NumPy Array Set Operations

numpy
Published

February 25, 2024

Unique Elements: np.unique()

Often, you need to identify the unique elements within a NumPy array. The np.unique() function simplifies this process considerably. It returns a sorted array containing only the unique values.

import numpy as np

arr = np.array([1, 2, 2, 3, 4, 4, 5, 1])
unique_elements = np.unique(arr)
print(unique_elements)  # Output: [1 2 3 4 5]

np.unique() can also return the indices of the unique elements in the original array using the return_index argument.

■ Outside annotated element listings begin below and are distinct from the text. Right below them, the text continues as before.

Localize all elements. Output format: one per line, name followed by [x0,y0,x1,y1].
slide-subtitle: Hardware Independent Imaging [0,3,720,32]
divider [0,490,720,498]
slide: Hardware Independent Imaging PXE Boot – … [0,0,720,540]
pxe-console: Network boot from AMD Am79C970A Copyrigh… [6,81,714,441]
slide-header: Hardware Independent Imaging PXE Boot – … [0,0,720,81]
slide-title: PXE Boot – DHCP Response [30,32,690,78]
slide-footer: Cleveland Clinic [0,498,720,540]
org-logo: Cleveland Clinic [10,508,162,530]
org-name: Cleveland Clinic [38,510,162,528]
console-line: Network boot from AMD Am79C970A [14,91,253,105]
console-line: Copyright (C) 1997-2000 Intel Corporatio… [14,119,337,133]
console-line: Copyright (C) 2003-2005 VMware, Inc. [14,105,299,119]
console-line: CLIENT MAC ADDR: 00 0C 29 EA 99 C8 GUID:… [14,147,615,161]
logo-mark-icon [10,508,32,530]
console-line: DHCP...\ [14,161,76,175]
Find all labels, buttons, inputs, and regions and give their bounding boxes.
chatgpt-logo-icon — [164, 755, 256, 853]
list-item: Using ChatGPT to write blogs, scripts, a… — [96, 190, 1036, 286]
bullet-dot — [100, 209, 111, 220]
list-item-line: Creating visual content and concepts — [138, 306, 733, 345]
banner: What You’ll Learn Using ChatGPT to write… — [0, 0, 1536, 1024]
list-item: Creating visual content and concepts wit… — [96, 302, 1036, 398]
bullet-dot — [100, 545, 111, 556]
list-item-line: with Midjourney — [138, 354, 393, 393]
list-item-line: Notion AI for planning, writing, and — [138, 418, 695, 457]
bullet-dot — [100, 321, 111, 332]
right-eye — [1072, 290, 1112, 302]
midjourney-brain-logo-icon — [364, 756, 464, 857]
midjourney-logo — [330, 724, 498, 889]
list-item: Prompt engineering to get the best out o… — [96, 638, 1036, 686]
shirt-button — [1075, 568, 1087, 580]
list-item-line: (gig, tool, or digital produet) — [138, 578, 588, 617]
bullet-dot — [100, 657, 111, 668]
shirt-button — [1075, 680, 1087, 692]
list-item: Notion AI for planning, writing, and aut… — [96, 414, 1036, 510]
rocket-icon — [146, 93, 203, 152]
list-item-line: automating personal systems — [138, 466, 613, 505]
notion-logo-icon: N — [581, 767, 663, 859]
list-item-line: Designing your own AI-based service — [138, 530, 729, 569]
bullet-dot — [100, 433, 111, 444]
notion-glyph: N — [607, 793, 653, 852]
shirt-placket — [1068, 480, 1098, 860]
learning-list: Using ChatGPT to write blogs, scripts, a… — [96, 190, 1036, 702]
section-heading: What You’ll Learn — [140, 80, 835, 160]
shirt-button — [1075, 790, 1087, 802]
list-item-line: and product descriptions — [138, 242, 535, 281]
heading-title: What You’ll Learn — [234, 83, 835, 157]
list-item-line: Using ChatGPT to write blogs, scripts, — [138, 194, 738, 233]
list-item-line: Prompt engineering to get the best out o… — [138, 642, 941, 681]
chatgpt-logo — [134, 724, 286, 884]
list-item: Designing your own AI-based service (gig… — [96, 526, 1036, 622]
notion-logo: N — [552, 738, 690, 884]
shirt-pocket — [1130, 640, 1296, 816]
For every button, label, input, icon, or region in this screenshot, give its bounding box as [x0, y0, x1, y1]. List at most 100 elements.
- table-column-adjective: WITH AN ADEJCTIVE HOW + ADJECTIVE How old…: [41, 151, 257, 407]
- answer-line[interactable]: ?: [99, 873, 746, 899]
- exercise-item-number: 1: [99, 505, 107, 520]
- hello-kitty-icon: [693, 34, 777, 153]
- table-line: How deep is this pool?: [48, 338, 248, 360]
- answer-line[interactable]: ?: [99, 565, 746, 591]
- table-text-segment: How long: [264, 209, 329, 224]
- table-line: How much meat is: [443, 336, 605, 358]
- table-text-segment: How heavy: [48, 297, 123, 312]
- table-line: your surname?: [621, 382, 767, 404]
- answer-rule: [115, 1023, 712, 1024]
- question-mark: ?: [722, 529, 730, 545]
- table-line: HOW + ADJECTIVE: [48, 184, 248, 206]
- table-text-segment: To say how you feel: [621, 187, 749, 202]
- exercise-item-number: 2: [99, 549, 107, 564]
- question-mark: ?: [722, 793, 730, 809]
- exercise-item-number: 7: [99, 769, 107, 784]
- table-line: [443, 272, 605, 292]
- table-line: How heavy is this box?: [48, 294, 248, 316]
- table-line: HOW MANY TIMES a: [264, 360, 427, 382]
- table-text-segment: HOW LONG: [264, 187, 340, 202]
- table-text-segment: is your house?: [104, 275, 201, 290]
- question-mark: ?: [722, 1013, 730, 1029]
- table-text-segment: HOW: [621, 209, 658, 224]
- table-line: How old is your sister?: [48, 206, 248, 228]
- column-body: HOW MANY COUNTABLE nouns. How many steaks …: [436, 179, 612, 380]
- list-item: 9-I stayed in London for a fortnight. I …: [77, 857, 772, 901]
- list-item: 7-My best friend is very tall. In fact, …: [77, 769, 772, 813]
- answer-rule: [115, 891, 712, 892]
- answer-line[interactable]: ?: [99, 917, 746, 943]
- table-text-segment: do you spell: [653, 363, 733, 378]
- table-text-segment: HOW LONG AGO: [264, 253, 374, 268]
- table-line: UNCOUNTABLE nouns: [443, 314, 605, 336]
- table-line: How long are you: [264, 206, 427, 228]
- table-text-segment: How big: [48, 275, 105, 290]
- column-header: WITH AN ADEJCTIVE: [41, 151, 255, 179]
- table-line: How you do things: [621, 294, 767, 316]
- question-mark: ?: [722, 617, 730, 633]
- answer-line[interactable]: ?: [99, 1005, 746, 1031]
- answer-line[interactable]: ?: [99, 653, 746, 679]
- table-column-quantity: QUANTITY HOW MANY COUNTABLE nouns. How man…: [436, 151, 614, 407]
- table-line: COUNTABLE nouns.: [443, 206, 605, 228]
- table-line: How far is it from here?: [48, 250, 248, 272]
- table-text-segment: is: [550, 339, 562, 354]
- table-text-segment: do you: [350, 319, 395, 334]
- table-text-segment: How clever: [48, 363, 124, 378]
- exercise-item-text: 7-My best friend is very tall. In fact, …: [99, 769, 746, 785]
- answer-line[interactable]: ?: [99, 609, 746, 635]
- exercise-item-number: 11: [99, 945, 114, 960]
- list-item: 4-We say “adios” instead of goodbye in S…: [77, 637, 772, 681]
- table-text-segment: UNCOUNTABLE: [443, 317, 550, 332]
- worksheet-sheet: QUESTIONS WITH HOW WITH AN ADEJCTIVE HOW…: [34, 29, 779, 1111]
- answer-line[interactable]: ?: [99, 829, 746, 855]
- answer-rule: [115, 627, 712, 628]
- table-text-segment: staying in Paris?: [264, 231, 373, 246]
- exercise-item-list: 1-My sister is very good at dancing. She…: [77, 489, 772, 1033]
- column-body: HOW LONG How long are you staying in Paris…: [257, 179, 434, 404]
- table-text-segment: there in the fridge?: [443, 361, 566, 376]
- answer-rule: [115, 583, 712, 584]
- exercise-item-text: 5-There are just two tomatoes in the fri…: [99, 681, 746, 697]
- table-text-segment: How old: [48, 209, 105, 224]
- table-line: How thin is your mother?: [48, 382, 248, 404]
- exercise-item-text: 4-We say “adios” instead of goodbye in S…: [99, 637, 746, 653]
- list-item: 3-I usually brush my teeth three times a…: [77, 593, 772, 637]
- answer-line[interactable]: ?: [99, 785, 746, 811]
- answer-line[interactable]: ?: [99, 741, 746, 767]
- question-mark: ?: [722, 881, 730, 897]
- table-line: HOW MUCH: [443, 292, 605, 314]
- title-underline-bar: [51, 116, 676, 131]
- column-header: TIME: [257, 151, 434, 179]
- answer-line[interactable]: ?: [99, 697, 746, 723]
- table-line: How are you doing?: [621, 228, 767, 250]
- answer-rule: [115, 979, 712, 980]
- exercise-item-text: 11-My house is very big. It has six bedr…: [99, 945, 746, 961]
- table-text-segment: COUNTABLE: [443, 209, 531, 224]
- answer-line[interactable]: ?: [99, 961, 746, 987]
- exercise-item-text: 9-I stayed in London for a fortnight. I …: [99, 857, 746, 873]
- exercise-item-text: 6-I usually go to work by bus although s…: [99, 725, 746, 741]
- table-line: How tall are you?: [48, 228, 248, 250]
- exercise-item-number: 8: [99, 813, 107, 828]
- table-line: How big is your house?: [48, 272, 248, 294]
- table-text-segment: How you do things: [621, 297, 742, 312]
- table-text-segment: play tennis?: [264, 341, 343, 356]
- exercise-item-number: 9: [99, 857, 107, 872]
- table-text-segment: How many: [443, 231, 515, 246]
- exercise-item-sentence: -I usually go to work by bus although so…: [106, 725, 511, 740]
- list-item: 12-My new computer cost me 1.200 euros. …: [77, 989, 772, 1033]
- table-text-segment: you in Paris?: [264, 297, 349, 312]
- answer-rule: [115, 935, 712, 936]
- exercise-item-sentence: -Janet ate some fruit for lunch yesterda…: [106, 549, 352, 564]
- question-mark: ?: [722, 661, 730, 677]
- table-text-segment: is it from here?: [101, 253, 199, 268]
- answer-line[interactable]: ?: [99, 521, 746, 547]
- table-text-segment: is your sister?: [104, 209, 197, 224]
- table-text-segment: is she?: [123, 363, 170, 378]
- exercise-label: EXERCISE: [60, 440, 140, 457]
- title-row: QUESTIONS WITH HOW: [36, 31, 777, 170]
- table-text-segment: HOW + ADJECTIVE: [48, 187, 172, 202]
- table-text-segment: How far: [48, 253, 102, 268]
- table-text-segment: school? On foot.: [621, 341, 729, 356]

This is helpful when you need to know the original positions of the unique values.

arr = np.array([1, 2, 2, 3, 4, 4, 5, 1])
unique_elements, indices = np.unique(arr, return_index=True)
print(unique_elements)       # Output: [1 2 3 4 5]
print(indices)             # Output: [0 1 3 4 6]

You can also get the counts of each unique element using the return_counts argument.

arr = np.array([1, 2, 2, 3, 4, 4, 5, 1])
unique_elements, counts = np.unique(arr, return_counts=True)
print(unique_elements)       # Output: [1 2 3 4 5]
print(counts)              # Output: [2 2 1 2 1]

Set Operations: np.intersect1d(), np.union1d(), np.setdiff1d(), np.setxor1d()

NumPy provides functions mirroring standard set operations:

  • np.intersect1d(arr1, arr2): Returns the common elements between two arrays.
arr1 = np.array([1, 2, 3, 4, 5])
arr2 = np.array([3, 5, 6, 7, 8])
intersection = np.intersect1d(arr1, arr2)
print(intersection)  # Output: [3 5]
  • np.union1d(arr1, arr2): Returns the union of two arrays (all unique elements from both).
arr1 = np.array([1, 2, 3, 4, 5])
arr2 = np.array([3, 5, 6, 7, 8])
union = np.union1d(arr1, arr2)
print(union)  # Output: [1 2 3 4 5 6 7 8]
  • np.setdiff1d(arr1, arr2): Returns the elements in arr1 that are not in arr2.
arr1 = np.array([1, 2, 3, 4, 5])
arr2 = np.array([3, 5, 6, 7, 8])
difference = np.setdiff1d(arr1, arr2)
print(difference)  # Output: [1 2 4]
  • np.setxor1d(arr1, arr2): Returns the elements that are in either arr1 or arr2, but not both (symmetric difference).
arr1 = np.array([1, 2, 3, 4, 5])
arr2 = np.array([3, 5, 6, 7, 8])
symmetric_difference = np.setxor1d(arr1, arr2)
print(symmetric_difference)  # Output: [1 2 4 6 7 8]

These functions offer a concise and efficient way to perform set operations on NumPy arrays, making your code cleaner and faster, especially when dealing with large datasets. They are essential tools for data cleaning, analysis, and manipulation tasks.